The Samsung Galaxy S6 edge+ has a 3,000 mAh Lithium Ion battery that's sealed inside. It supports quick charging as well as wireless charging and a quick charger is included in the box. Battery life averaged 5 hours of actual screen on time with auto-brightness enabled, and for moderate use that translates into a full day to 1.5 days.
With quick charging, the phone tops up 50% of the battery in 30 minutes, so a short layover at the airport is enough to power you through the next leg of your trip. As with the iPhone and other sealed smartphones, you can use one of the many portable USB battery packs on the market to top up the battery on the go.

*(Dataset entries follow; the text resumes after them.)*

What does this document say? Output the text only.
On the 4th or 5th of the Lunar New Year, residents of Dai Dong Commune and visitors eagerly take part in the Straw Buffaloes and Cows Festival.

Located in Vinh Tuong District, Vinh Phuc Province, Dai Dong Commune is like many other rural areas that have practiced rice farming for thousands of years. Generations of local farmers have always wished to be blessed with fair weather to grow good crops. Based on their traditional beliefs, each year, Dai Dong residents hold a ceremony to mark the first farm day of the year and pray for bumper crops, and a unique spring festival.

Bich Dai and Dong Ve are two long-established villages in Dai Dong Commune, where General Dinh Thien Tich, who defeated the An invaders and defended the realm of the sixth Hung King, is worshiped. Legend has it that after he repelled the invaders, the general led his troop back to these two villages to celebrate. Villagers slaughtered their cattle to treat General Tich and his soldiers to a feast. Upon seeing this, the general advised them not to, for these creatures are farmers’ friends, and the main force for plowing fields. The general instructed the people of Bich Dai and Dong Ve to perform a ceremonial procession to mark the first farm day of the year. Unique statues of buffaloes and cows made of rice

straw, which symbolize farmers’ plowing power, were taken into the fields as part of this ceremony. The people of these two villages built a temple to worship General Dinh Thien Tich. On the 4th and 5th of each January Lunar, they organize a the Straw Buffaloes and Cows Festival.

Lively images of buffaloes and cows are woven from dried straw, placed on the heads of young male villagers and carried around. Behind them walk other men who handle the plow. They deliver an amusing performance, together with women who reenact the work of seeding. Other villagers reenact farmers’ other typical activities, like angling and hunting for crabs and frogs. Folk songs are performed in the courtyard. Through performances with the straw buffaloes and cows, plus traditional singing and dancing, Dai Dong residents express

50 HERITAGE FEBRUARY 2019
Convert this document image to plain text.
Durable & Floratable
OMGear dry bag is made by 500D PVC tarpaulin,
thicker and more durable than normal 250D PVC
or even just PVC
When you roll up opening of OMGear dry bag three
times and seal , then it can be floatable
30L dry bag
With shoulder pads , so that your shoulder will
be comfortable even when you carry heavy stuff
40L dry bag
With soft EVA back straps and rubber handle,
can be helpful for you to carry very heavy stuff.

The Samsung Galaxy S6 edge+ is one of the most beautiful phones we've seen. Honestly, "beautiful" is a word I rarely apply to phones, but this one is a stunning work of curved glass and aluminum. It's also one of the fastest Android phones you can buy, and as per usual with Samsung, it has every feature except a can opener. Of course, you could go with the more affordable, but smaller and not so curvy standard issue Samsung Galaxy S6 for a few hundred dollars less. You're paying dearly for that bigger curved display. Given that the curved display adds little in the way of functionality, it's hard for us to recommend it as a value proposition. But if you want a really stunning looking big screen phone where design gets the big nod, the Samsung Galaxy S6 edge+ has it in spades.
Price: varies by carrier, on average started at ~$800 for 32 gig and $900 for 64 gig.